High Power Superconducting Continuous Wave Linacs for Protons and Heavy-Ions


High Power Superconducting Continuous Wave Linacs for Protons and Heavy-Ions

Developed at:

Argonne National Laboratory (ANL)

Developed in:


Result of NP research:

Spin-off of high power driver linac R&D for the FRIB project

Application currently being supported by:

DOE Office of Nuclear Physics, DOE Office of High Energy Physics, ANL Laboratory Directed Research & Development, Defense Threat Reduction Agency

Impact/benefit to spin-off field:

Enables effective solutions to several national needs, including research, national security, therapeutic isotopes and transmutation of spent nuclear fuel

Argonne National Laboratory has been working on research and development of high power proton and heavy-ion superconducting accelerating cavities for several years. More recently, it developed state-of-the-art cryomodules containing seven superconducting quarter-wave cavities for the Argonne Tandem Linac Accelerator System (ATLAS) energy upgrade.
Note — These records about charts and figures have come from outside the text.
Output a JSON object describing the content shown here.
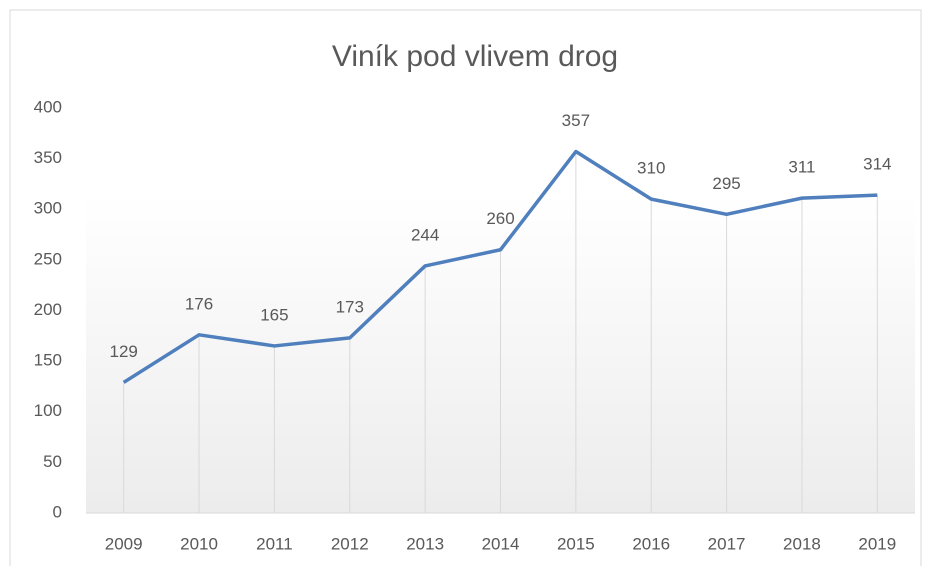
{
  "chart_data": {
    "type": "line",
    "title": "Viník pod vlivem drog",
    "categories": [
      "2009",
      "2010",
      "2011",
      "2012",
      "2013",
      "2014",
      "2015",
      "2016",
      "2017",
      "2018",
      "2019"
    ],
    "series": [
      {
        "name": "Viník pod vlivem drog",
        "color": "#4f7fbd",
        "values": [
          129,
          176,
          165,
          173,
          244,
          260,
          357,
          310,
          295,
          311,
          314
        ]
      }
    ],
    "ylim": [
      0,
      400
    ],
    "yticks": [
      0,
      50,
      100,
      150,
      200,
      250,
      300,
      350,
      400
    ],
    "drop_lines": true,
    "data_labels": true,
    "legend": false
  }
}
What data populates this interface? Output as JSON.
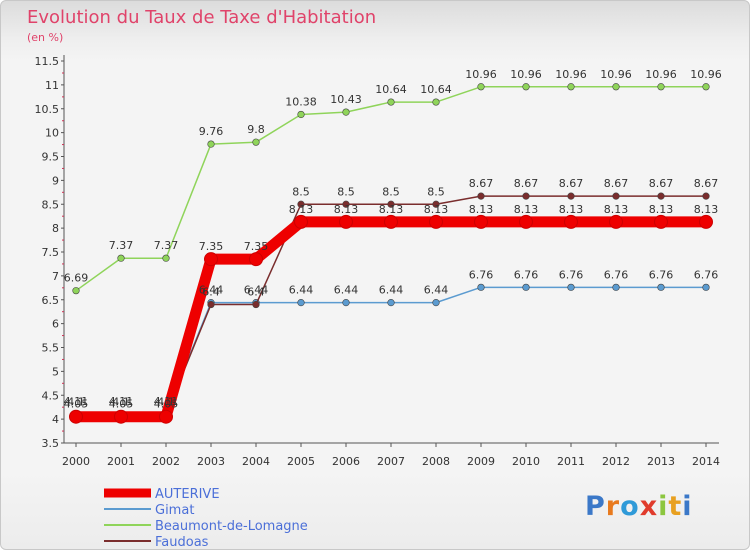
{
  "chart_data": {
    "type": "line",
    "title": "Evolution du Taux de Taxe d'Habitation",
    "ylabel": "(en %)",
    "x": [
      "2000",
      "2001",
      "2002",
      "2003",
      "2004",
      "2005",
      "2006",
      "2007",
      "2008",
      "2009",
      "2010",
      "2011",
      "2012",
      "2013",
      "2014"
    ],
    "ylim": [
      3.5,
      11.5
    ],
    "yticks": [
      "3.5",
      "4",
      "4.5",
      "5",
      "5.5",
      "6",
      "6.5",
      "7",
      "7.5",
      "8",
      "8.5",
      "9",
      "9.5",
      "10",
      "10.5",
      "11",
      "11.5"
    ],
    "grid": false,
    "legend_position": "bottom-left",
    "series": [
      {
        "name": "AUTERIVE",
        "color": "#ee0000",
        "values": [
          4.05,
          4.05,
          4.05,
          7.35,
          7.35,
          8.13,
          8.13,
          8.13,
          8.13,
          8.13,
          8.13,
          8.13,
          8.13,
          8.13,
          8.13
        ],
        "labels": [
          "4.05",
          "4.05",
          "4.05",
          "7.35",
          "7.35",
          "8.13",
          "8.13",
          "8.13",
          "8.13",
          "8.13",
          "8.13",
          "8.13",
          "8.13",
          "8.13",
          "8.13"
        ]
      },
      {
        "name": "Gimat",
        "color": "#5b9bd0",
        "values": [
          4.11,
          4.11,
          4.11,
          6.44,
          6.44,
          6.44,
          6.44,
          6.44,
          6.44,
          6.76,
          6.76,
          6.76,
          6.76,
          6.76,
          6.76
        ],
        "labels": [
          "4.11",
          "4.11",
          "4.11",
          "6.44",
          "6.44",
          "6.44",
          "6.44",
          "6.44",
          "6.44",
          "6.76",
          "6.76",
          "6.76",
          "6.76",
          "6.76",
          "6.76"
        ]
      },
      {
        "name": "Beaumont-de-Lomagne",
        "color": "#8fd45a",
        "values": [
          6.69,
          7.37,
          7.37,
          9.76,
          9.8,
          10.38,
          10.43,
          10.64,
          10.64,
          10.96,
          10.96,
          10.96,
          10.96,
          10.96,
          10.96
        ],
        "labels": [
          "6.69",
          "7.37",
          "7.37",
          "9.76",
          "9.8",
          "10.38",
          "10.43",
          "10.64",
          "10.64",
          "10.96",
          "10.96",
          "10.96",
          "10.96",
          "10.96",
          "10.96"
        ]
      },
      {
        "name": "Faudoas",
        "color": "#7a2d2d",
        "values": [
          4.1,
          4.1,
          4.1,
          6.4,
          6.4,
          8.5,
          8.5,
          8.5,
          8.5,
          8.67,
          8.67,
          8.67,
          8.67,
          8.67,
          8.67
        ],
        "labels": [
          "4.1",
          "4.1",
          "4.1",
          "6.4",
          "6.4",
          "8.5",
          "8.5",
          "8.5",
          "8.5",
          "8.67",
          "8.67",
          "8.67",
          "8.67",
          "8.67",
          "8.67"
        ]
      }
    ]
  },
  "logo": {
    "text": "Proxiti",
    "colors": [
      "#3b78c8",
      "#e87a1e",
      "#2f9ad8",
      "#e03b2c",
      "#8cc63f",
      "#e8a020",
      "#3b78c8"
    ]
  }
}
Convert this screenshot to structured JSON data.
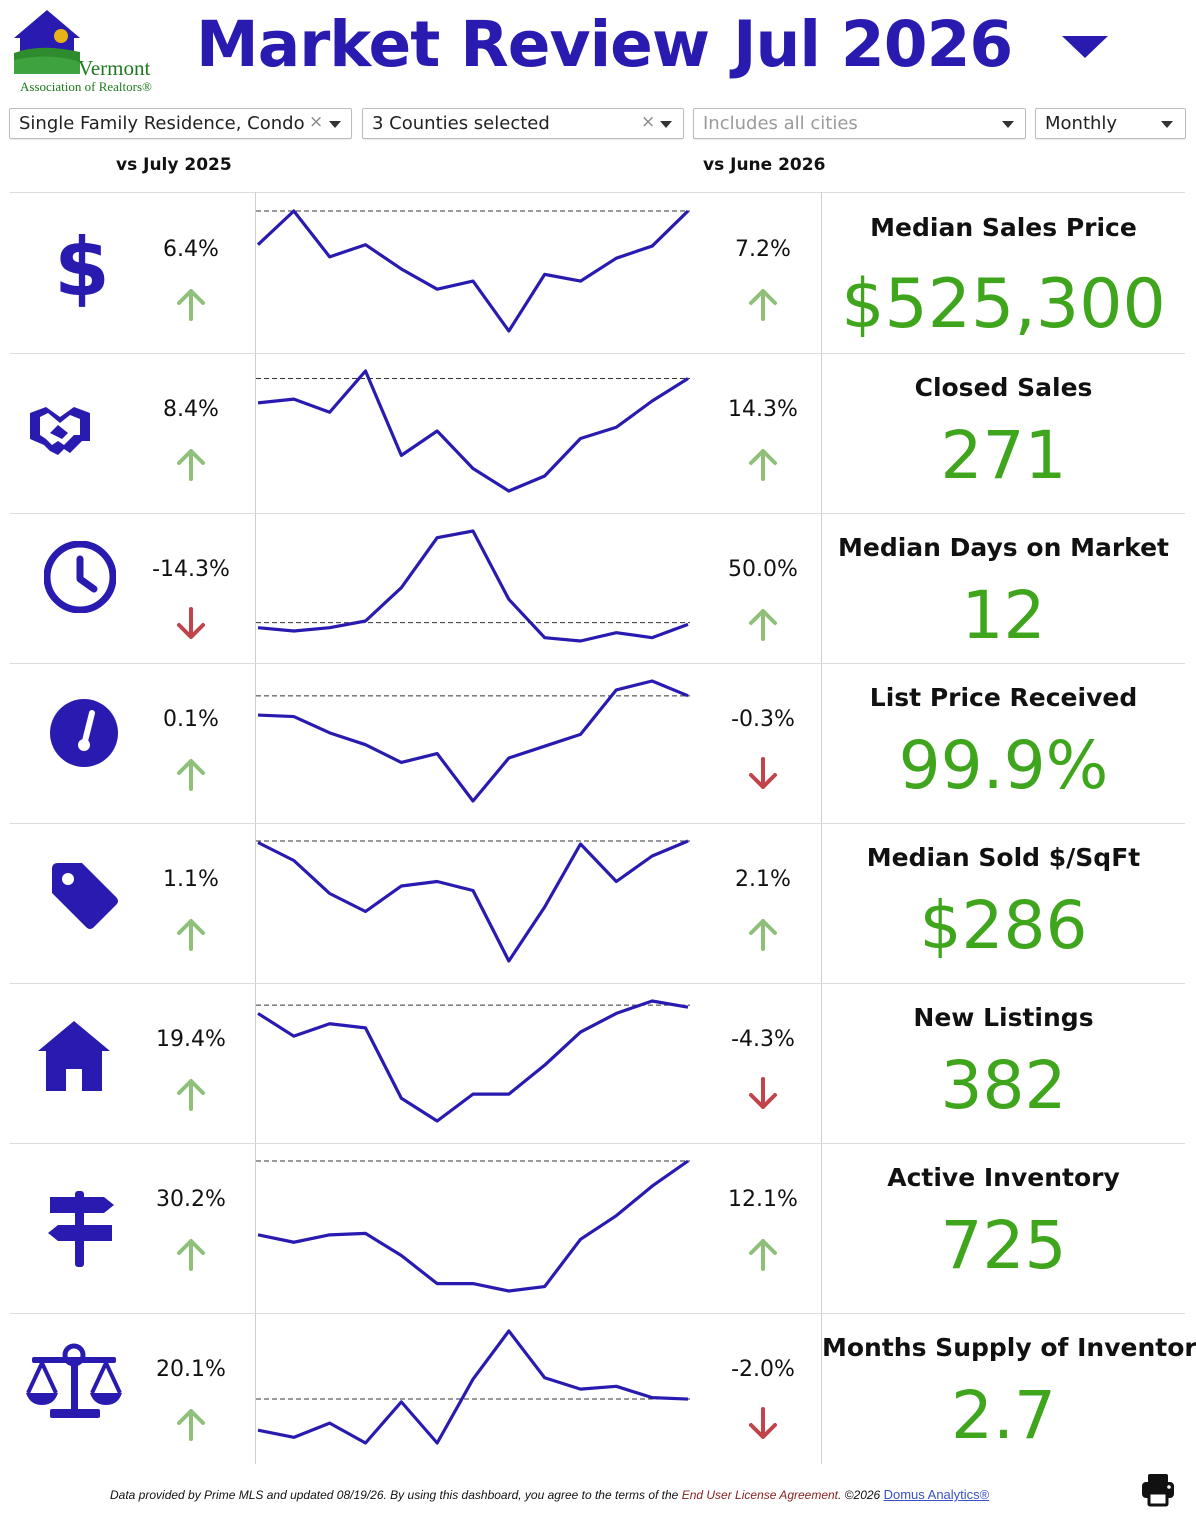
{
  "header": {
    "logo_line1": "Vermont",
    "logo_line2": "Association of Realtors®",
    "title": "Market Review",
    "period": "Jul 2026"
  },
  "filters": {
    "property_type": "Single Family Residence, Condo",
    "counties": "3 Counties selected",
    "cities_placeholder": "Includes all cities",
    "frequency": "Monthly",
    "clear_symbol": "×"
  },
  "columns": {
    "yoy": "vs July 2025",
    "mom": "vs June 2026"
  },
  "colors": {
    "title": "#2a1bb0",
    "value": "#3fa51c",
    "up": "#8fc07a",
    "down": "#c0444a",
    "line": "#2a1bb0"
  },
  "metrics": [
    {
      "icon": "dollar-icon",
      "label": "Median Sales Price",
      "value": "$525,300",
      "yoy": "6.4%",
      "yoy_dir": "up",
      "mom": "7.2%",
      "mom_dir": "up",
      "spark": [
        72,
        97,
        63,
        72,
        54,
        39,
        45,
        8,
        50,
        45,
        62,
        71,
        97
      ],
      "ref": 97
    },
    {
      "icon": "handshake-icon",
      "label": "Closed Sales",
      "value": "271",
      "yoy": "8.4%",
      "yoy_dir": "up",
      "mom": "14.3%",
      "mom_dir": "up",
      "spark": [
        83,
        85,
        78,
        100,
        55,
        68,
        48,
        36,
        44,
        64,
        70,
        84,
        96
      ],
      "ref": 96
    },
    {
      "icon": "clock-icon",
      "label": "Median Days on Market",
      "value": "12",
      "yoy": "-14.3%",
      "yoy_dir": "down",
      "mom": "50.0%",
      "mom_dir": "up",
      "spark": [
        8,
        6,
        8,
        12,
        32,
        62,
        66,
        25,
        2,
        0,
        5,
        2,
        10
      ],
      "ref": 11
    },
    {
      "icon": "gauge-icon",
      "label": "List Price Received",
      "value": "99.9%",
      "yoy": "0.1%",
      "yoy_dir": "up",
      "mom": "-0.3%",
      "mom_dir": "down",
      "spark": [
        85,
        84,
        73,
        65,
        53,
        59,
        27,
        56,
        64,
        72,
        102,
        108,
        98
      ],
      "ref": 98
    },
    {
      "icon": "tag-icon",
      "label": "Median Sold $/SqFt",
      "value": "$286",
      "yoy": "1.1%",
      "yoy_dir": "up",
      "mom": "2.1%",
      "mom_dir": "up",
      "spark": [
        86,
        74,
        52,
        40,
        57,
        60,
        54,
        7,
        43,
        85,
        60,
        77,
        87
      ],
      "ref": 87
    },
    {
      "icon": "house-icon",
      "label": "New Listings",
      "value": "382",
      "yoy": "19.4%",
      "yoy_dir": "up",
      "mom": "-4.3%",
      "mom_dir": "down",
      "spark": [
        68,
        57,
        63,
        61,
        27,
        16,
        29,
        29,
        43,
        59,
        68,
        74,
        71
      ],
      "ref": 72
    },
    {
      "icon": "signpost-icon",
      "label": "Active Inventory",
      "value": "725",
      "yoy": "30.2%",
      "yoy_dir": "up",
      "mom": "12.1%",
      "mom_dir": "up",
      "spark": [
        60,
        55,
        60,
        61,
        46,
        27,
        27,
        22,
        25,
        57,
        73,
        93,
        110
      ],
      "ref": 110
    },
    {
      "icon": "scale-icon",
      "label": "Months Supply of Inventory",
      "value": "2.7",
      "yoy": "20.1%",
      "yoy_dir": "up",
      "mom": "-2.0%",
      "mom_dir": "down",
      "spark": [
        42,
        37,
        47,
        33,
        62,
        33,
        78,
        112,
        79,
        71,
        73,
        65,
        64
      ],
      "ref": 64
    }
  ],
  "footer": {
    "text": "Data provided by Prime MLS and updated 08/19/26.  By using this dashboard, you agree to the terms of the",
    "eula": "End User License Agreement",
    "copyright": ".  ©2026",
    "brand": "Domus Analytics®"
  }
}
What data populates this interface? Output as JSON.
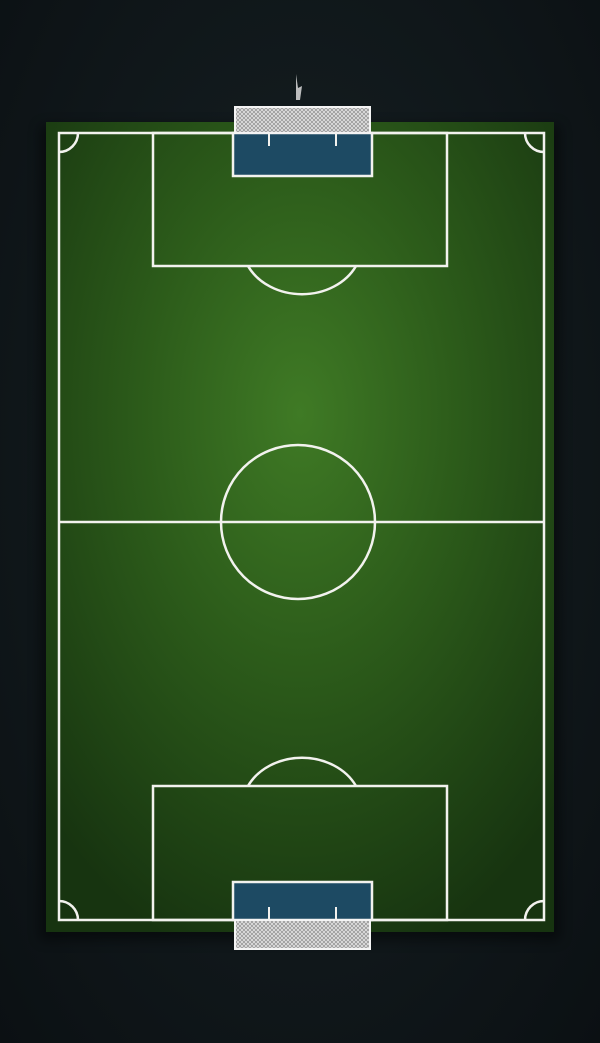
{
  "scene": {
    "subject": "",
    "colors": {
      "background": "#0f1518",
      "turf_light": "#3f7a25",
      "turf_mid": "#2c5b1a",
      "turf_dark": "#173410",
      "lines": "#f2f2ee",
      "goal_floor": "#1d4a63",
      "goal_net": "#d8d8d8"
    }
  }
}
Theses cryomodules will increase the ATLAS maximum beam energy by approximately 30%, benefiting many nuclear physics experiments using both stable and radioactive beams (Figure 1). Cavity String Suspended from the Lid

The cryomodule design incorporates several innovative features. It separates the cavity vacuum space from the insulating vacuum and cancels the beam steering effects due to RF fields. Moreover, novel cleaning techniques have been applied to achieve low-particulate cavity surfaces. These features have resulted in higher accelerating fields and cavity voltages (total of 14.5 MV) [1]. These characteristics are also essential for a long-term reliable accelerator operation.

Linear accelerators (linacs) based on this superconducting technology have several applications, including drivers for production of medical and radio therapeutic isotopes, compact drivers for cargo interrogation for homeland security and transmutation of spent nuclear fuel.


[1] J. Fuerst, “The ATLAS Energy Upgrade Cryomodule” Proc.14th Int. Conf. RF Superconductivity, Sept. 20-25, 2009.